On 06/24/2009 10:26 PM, Jon Smirl wrote:
On Wed, Jun 24, 2009 at 5:11 PM, Takashi Iwaitiwai@suse.de wrote:
The problem is knowing which sample in the background music to start mixing the low latency laser blast into.
That's why querying the accurate hwptr is important in PA.
I'm still not convinced that all of this logic should be exposed to PA. Exposing these details is what makes ALSA hard to use. We should be able to better isolate user space from this. If mixing were moved into the kernel these details could be hidden. The in-kernel code could then be customized for various sound DMA hardware. This would also go a long ways toward getting rid of latency issues by removing the need for real-time response from PA.
Mixing really does not belong in the kernel.

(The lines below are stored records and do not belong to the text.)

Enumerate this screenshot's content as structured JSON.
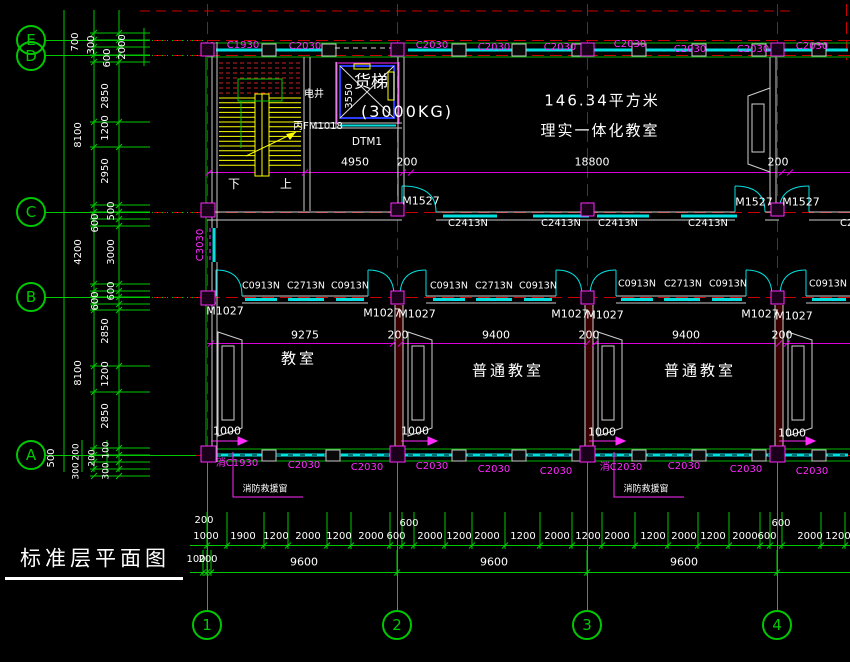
{
  "colors": {
    "white": "#ffffff",
    "magenta": "#ff2aff",
    "green": "#00c800",
    "cyan": "#00e0e0",
    "red": "#c80000",
    "yellow": "#ffff00",
    "blue": "#2b3cff",
    "gray": "#c8c8c8"
  },
  "title": {
    "text": "标准层平面图"
  },
  "grid": {
    "rows": [
      {
        "label": "E"
      },
      {
        "label": "D"
      },
      {
        "label": "C"
      },
      {
        "label": "B"
      },
      {
        "label": "A"
      }
    ],
    "cols": [
      {
        "label": "1"
      },
      {
        "label": "2"
      },
      {
        "label": "3"
      },
      {
        "label": "4"
      }
    ]
  },
  "rooms": {
    "big_classroom": {
      "area": "146.34平方米",
      "name": "理实一体化教室"
    },
    "classroom1": "教室",
    "classroom2": "普通教室",
    "classroom3": "普通教室",
    "elevator": {
      "label": "货梯",
      "capacity": "(3000KG)",
      "code": "DTM1"
    },
    "shaft": {
      "label": "电井",
      "door": "丙FM1018"
    },
    "stair": {
      "down": "下",
      "up": "上"
    }
  },
  "notes": {
    "fire_window": "消防救援窗"
  },
  "label_groups": {
    "top_windows": [
      {
        "t": "C1930",
        "x": 243,
        "y": 46,
        "c": "magenta",
        "s": 10
      },
      {
        "t": "C2030",
        "x": 305,
        "y": 47,
        "c": "magenta",
        "s": 10
      },
      {
        "t": "C2030",
        "x": 432,
        "y": 46,
        "c": "magenta",
        "s": 10
      },
      {
        "t": "C2030",
        "x": 494,
        "y": 48,
        "c": "magenta",
        "s": 10
      },
      {
        "t": "C2030",
        "x": 560,
        "y": 48,
        "c": "magenta",
        "s": 10
      },
      {
        "t": "C2030",
        "x": 630,
        "y": 45,
        "c": "magenta",
        "s": 10
      },
      {
        "t": "C2030",
        "x": 690,
        "y": 50,
        "c": "magenta",
        "s": 10
      },
      {
        "t": "C2030",
        "x": 753,
        "y": 50,
        "c": "magenta",
        "s": 10
      },
      {
        "t": "C2030",
        "x": 812,
        "y": 47,
        "c": "magenta",
        "s": 10
      }
    ],
    "row_c_doors": [
      {
        "t": "M1527",
        "x": 421,
        "y": 201,
        "c": "white",
        "s": 11
      },
      {
        "t": "M1527",
        "x": 754,
        "y": 202,
        "c": "white",
        "s": 11
      },
      {
        "t": "M1527",
        "x": 801,
        "y": 202,
        "c": "white",
        "s": 11
      }
    ],
    "row_c_windows": [
      {
        "t": "C2413N",
        "x": 468,
        "y": 224,
        "c": "white",
        "s": 10
      },
      {
        "t": "C2413N",
        "x": 561,
        "y": 224,
        "c": "white",
        "s": 10
      },
      {
        "t": "C2413N",
        "x": 618,
        "y": 224,
        "c": "white",
        "s": 10
      },
      {
        "t": "C2413N",
        "x": 708,
        "y": 224,
        "c": "white",
        "s": 10
      },
      {
        "t": "C2413N",
        "x": 860,
        "y": 224,
        "c": "white",
        "s": 10
      }
    ],
    "row_b_windows": [
      {
        "t": "C0913N",
        "x": 261,
        "y": 286,
        "c": "white",
        "s": 9.5
      },
      {
        "t": "C2713N",
        "x": 306,
        "y": 286,
        "c": "white",
        "s": 9.5
      },
      {
        "t": "C0913N",
        "x": 350,
        "y": 286,
        "c": "white",
        "s": 9.5
      },
      {
        "t": "C0913N",
        "x": 449,
        "y": 286,
        "c": "white",
        "s": 9.5
      },
      {
        "t": "C2713N",
        "x": 494,
        "y": 286,
        "c": "white",
        "s": 9.5
      },
      {
        "t": "C0913N",
        "x": 538,
        "y": 286,
        "c": "white",
        "s": 9.5
      },
      {
        "t": "C0913N",
        "x": 637,
        "y": 284,
        "c": "white",
        "s": 9.5
      },
      {
        "t": "C2713N",
        "x": 683,
        "y": 284,
        "c": "white",
        "s": 9.5
      },
      {
        "t": "C0913N",
        "x": 728,
        "y": 284,
        "c": "white",
        "s": 9.5
      },
      {
        "t": "C0913N",
        "x": 828,
        "y": 284,
        "c": "white",
        "s": 9.5
      }
    ],
    "row_b_doors": [
      {
        "t": "M1027",
        "x": 225,
        "y": 311,
        "c": "white",
        "s": 11
      },
      {
        "t": "M1027",
        "x": 382,
        "y": 313,
        "c": "white",
        "s": 11
      },
      {
        "t": "M1027",
        "x": 417,
        "y": 314,
        "c": "white",
        "s": 11
      },
      {
        "t": "M1027",
        "x": 570,
        "y": 314,
        "c": "white",
        "s": 11
      },
      {
        "t": "M1027",
        "x": 605,
        "y": 315,
        "c": "white",
        "s": 11
      },
      {
        "t": "M1027",
        "x": 760,
        "y": 314,
        "c": "white",
        "s": 11
      },
      {
        "t": "M1027",
        "x": 794,
        "y": 316,
        "c": "white",
        "s": 11
      }
    ],
    "bottom_windows": [
      {
        "t": "消C1930",
        "x": 237,
        "y": 464,
        "c": "magenta",
        "s": 10
      },
      {
        "t": "C2030",
        "x": 304,
        "y": 466,
        "c": "magenta",
        "s": 10
      },
      {
        "t": "C2030",
        "x": 367,
        "y": 468,
        "c": "magenta",
        "s": 10
      },
      {
        "t": "C2030",
        "x": 432,
        "y": 467,
        "c": "magenta",
        "s": 10
      },
      {
        "t": "C2030",
        "x": 494,
        "y": 470,
        "c": "magenta",
        "s": 10
      },
      {
        "t": "C2030",
        "x": 556,
        "y": 472,
        "c": "magenta",
        "s": 10
      },
      {
        "t": "消C2030",
        "x": 621,
        "y": 468,
        "c": "magenta",
        "s": 10
      },
      {
        "t": "C2030",
        "x": 684,
        "y": 467,
        "c": "magenta",
        "s": 10
      },
      {
        "t": "C2030",
        "x": 746,
        "y": 470,
        "c": "magenta",
        "s": 10
      },
      {
        "t": "C2030",
        "x": 812,
        "y": 472,
        "c": "magenta",
        "s": 10
      }
    ],
    "mid_dims": [
      {
        "t": "4950",
        "x": 355,
        "y": 162,
        "c": "white",
        "s": 11
      },
      {
        "t": "200",
        "x": 407,
        "y": 162,
        "c": "white",
        "s": 11
      },
      {
        "t": "18800",
        "x": 592,
        "y": 162,
        "c": "white",
        "s": 11
      },
      {
        "t": "200",
        "x": 778,
        "y": 162,
        "c": "white",
        "s": 11
      }
    ],
    "room_dims": [
      {
        "t": "9275",
        "x": 305,
        "y": 335,
        "c": "white",
        "s": 11
      },
      {
        "t": "200",
        "x": 398,
        "y": 335,
        "c": "white",
        "s": 11
      },
      {
        "t": "9400",
        "x": 496,
        "y": 335,
        "c": "white",
        "s": 11
      },
      {
        "t": "200",
        "x": 589,
        "y": 335,
        "c": "white",
        "s": 11
      },
      {
        "t": "9400",
        "x": 686,
        "y": 335,
        "c": "white",
        "s": 11
      },
      {
        "t": "200",
        "x": 782,
        "y": 335,
        "c": "white",
        "s": 11
      }
    ],
    "door_dims": [
      {
        "t": "1000",
        "x": 227,
        "y": 431,
        "c": "white",
        "s": 11
      },
      {
        "t": "1000",
        "x": 415,
        "y": 431,
        "c": "white",
        "s": 11
      },
      {
        "t": "1000",
        "x": 602,
        "y": 432,
        "c": "white",
        "s": 11
      },
      {
        "t": "1000",
        "x": 792,
        "y": 433,
        "c": "white",
        "s": 11
      }
    ],
    "left_dims": [
      {
        "t": "700",
        "x": 76,
        "y": 42,
        "c": "white",
        "s": 10,
        "r": -90
      },
      {
        "t": "300",
        "x": 92,
        "y": 45,
        "c": "white",
        "s": 10,
        "r": -90
      },
      {
        "t": "600",
        "x": 108,
        "y": 58,
        "c": "white",
        "s": 10,
        "r": -90
      },
      {
        "t": "2000",
        "x": 123,
        "y": 47,
        "c": "white",
        "s": 10,
        "r": -90
      },
      {
        "t": "2850",
        "x": 106,
        "y": 96,
        "c": "white",
        "s": 10,
        "r": -90
      },
      {
        "t": "1200",
        "x": 106,
        "y": 128,
        "c": "white",
        "s": 10,
        "r": -90
      },
      {
        "t": "2950",
        "x": 106,
        "y": 171,
        "c": "white",
        "s": 10,
        "r": -90
      },
      {
        "t": "8100",
        "x": 79,
        "y": 135,
        "c": "white",
        "s": 10,
        "r": -90
      },
      {
        "t": "600",
        "x": 96,
        "y": 223,
        "c": "white",
        "s": 10,
        "r": -90
      },
      {
        "t": "500",
        "x": 112,
        "y": 211,
        "c": "white",
        "s": 10,
        "r": -90
      },
      {
        "t": "4200",
        "x": 79,
        "y": 252,
        "c": "white",
        "s": 10,
        "r": -90
      },
      {
        "t": "3000",
        "x": 112,
        "y": 252,
        "c": "white",
        "s": 10,
        "r": -90
      },
      {
        "t": "600",
        "x": 96,
        "y": 301,
        "c": "white",
        "s": 10,
        "r": -90
      },
      {
        "t": "600",
        "x": 112,
        "y": 291,
        "c": "white",
        "s": 10,
        "r": -90
      },
      {
        "t": "2850",
        "x": 106,
        "y": 331,
        "c": "white",
        "s": 10,
        "r": -90
      },
      {
        "t": "8100",
        "x": 79,
        "y": 373,
        "c": "white",
        "s": 10,
        "r": -90
      },
      {
        "t": "1200",
        "x": 106,
        "y": 374,
        "c": "white",
        "s": 10,
        "r": -90
      },
      {
        "t": "2850",
        "x": 106,
        "y": 416,
        "c": "white",
        "s": 10,
        "r": -90
      },
      {
        "t": "500",
        "x": 52,
        "y": 458,
        "c": "white",
        "s": 10,
        "r": -90
      },
      {
        "t": "200",
        "x": 77,
        "y": 452,
        "c": "white",
        "s": 9,
        "r": -90
      },
      {
        "t": "300",
        "x": 77,
        "y": 471,
        "c": "white",
        "s": 9,
        "r": -90
      },
      {
        "t": "200",
        "x": 93,
        "y": 458,
        "c": "white",
        "s": 9,
        "r": -90
      },
      {
        "t": "100",
        "x": 107,
        "y": 450,
        "c": "white",
        "s": 9,
        "r": -90
      },
      {
        "t": "300",
        "x": 107,
        "y": 471,
        "c": "white",
        "s": 9,
        "r": -90
      }
    ],
    "bottom_chain": [
      {
        "t": "200",
        "x": 204,
        "y": 521,
        "c": "white",
        "s": 10
      },
      {
        "t": "1000",
        "x": 206,
        "y": 537,
        "c": "white",
        "s": 10
      },
      {
        "t": "1900",
        "x": 243,
        "y": 537,
        "c": "white",
        "s": 10
      },
      {
        "t": "1200",
        "x": 276,
        "y": 537,
        "c": "white",
        "s": 10
      },
      {
        "t": "2000",
        "x": 308,
        "y": 537,
        "c": "white",
        "s": 10
      },
      {
        "t": "1200",
        "x": 339,
        "y": 537,
        "c": "white",
        "s": 10
      },
      {
        "t": "2000",
        "x": 371,
        "y": 537,
        "c": "white",
        "s": 10
      },
      {
        "t": "600",
        "x": 396,
        "y": 537,
        "c": "white",
        "s": 10
      },
      {
        "t": "600",
        "x": 409,
        "y": 524,
        "c": "white",
        "s": 10
      },
      {
        "t": "2000",
        "x": 430,
        "y": 537,
        "c": "white",
        "s": 10
      },
      {
        "t": "1200",
        "x": 459,
        "y": 537,
        "c": "white",
        "s": 10
      },
      {
        "t": "2000",
        "x": 487,
        "y": 537,
        "c": "white",
        "s": 10
      },
      {
        "t": "1200",
        "x": 523,
        "y": 537,
        "c": "white",
        "s": 10
      },
      {
        "t": "2000",
        "x": 557,
        "y": 537,
        "c": "white",
        "s": 10
      },
      {
        "t": "1200",
        "x": 588,
        "y": 537,
        "c": "white",
        "s": 10
      },
      {
        "t": "2000",
        "x": 617,
        "y": 537,
        "c": "white",
        "s": 10
      },
      {
        "t": "1200",
        "x": 653,
        "y": 537,
        "c": "white",
        "s": 10
      },
      {
        "t": "2000",
        "x": 684,
        "y": 537,
        "c": "white",
        "s": 10
      },
      {
        "t": "1200",
        "x": 713,
        "y": 537,
        "c": "white",
        "s": 10
      },
      {
        "t": "2000",
        "x": 745,
        "y": 537,
        "c": "white",
        "s": 10
      },
      {
        "t": "600",
        "x": 767,
        "y": 537,
        "c": "white",
        "s": 10
      },
      {
        "t": "600",
        "x": 781,
        "y": 524,
        "c": "white",
        "s": 10
      },
      {
        "t": "2000",
        "x": 810,
        "y": 537,
        "c": "white",
        "s": 10
      },
      {
        "t": "1200",
        "x": 838,
        "y": 537,
        "c": "white",
        "s": 10
      }
    ],
    "bottom_totals": [
      {
        "t": "100",
        "x": 196,
        "y": 560,
        "c": "white",
        "s": 10
      },
      {
        "t": "200",
        "x": 208,
        "y": 560,
        "c": "white",
        "s": 10
      },
      {
        "t": "9600",
        "x": 304,
        "y": 562,
        "c": "white",
        "s": 11
      },
      {
        "t": "9600",
        "x": 494,
        "y": 562,
        "c": "white",
        "s": 11
      },
      {
        "t": "9600",
        "x": 684,
        "y": 562,
        "c": "white",
        "s": 11
      }
    ],
    "misc": [
      {
        "t": "C3030",
        "x": 201,
        "y": 245,
        "c": "magenta",
        "s": 10,
        "r": -90
      },
      {
        "t": "3550",
        "x": 350,
        "y": 96,
        "c": "white",
        "s": 10,
        "r": -90
      }
    ]
  },
  "ticks": {
    "left_ys": [
      33,
      40,
      47,
      55,
      62,
      122,
      147,
      205,
      212,
      219,
      226,
      284,
      291,
      297,
      304,
      310,
      366,
      392,
      448,
      455,
      462,
      469,
      476
    ],
    "row1_xs": [
      207,
      227,
      264,
      288,
      327,
      351,
      390,
      402,
      414,
      445,
      472,
      505,
      540,
      572,
      602,
      635,
      668,
      698,
      729,
      760,
      770,
      782,
      821,
      845
    ],
    "row2_xs": [
      203,
      207,
      211,
      397,
      587,
      777
    ],
    "mid1_xs": [
      209,
      305,
      403,
      411,
      782,
      790
    ],
    "mid2_xs": [
      211,
      393,
      401,
      587,
      595,
      779,
      787
    ]
  }
}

Moving it there doesn't remove any complication or problem, it just moves it to a different place where it's more difficult to program and less debuggable. Most OSes (Windows included) are moving in the direction of moving mixing out of the kernel, not into it.
For what PulseAudio is trying to do, it needs this kind of information because it wants to be able to rewrite the buffer the card is reading out of at any time, and it needs to be able to know how far along in the buffer the card has read so it knows where it can start rewriting. It's somewhat complicated for sure, but most normal applications don't have to deal with these kinds of details.
My hardware doesn't have the capability of querying the hwptr and the hwptr speed is not linear because of the FIFO and burst transfers. Non-linear speed means I can't use a clock to estimate hwptr. I do however have the capability of directing the DMA into a new buffer. Another thing I could try is setting up DMA descriptor chain blocks for every 16 bytes. These descriptors get marked as they are used and they don't have to cause an interrupt.
We are evaluating a processor change from PPC to ARM so all of this may change for me.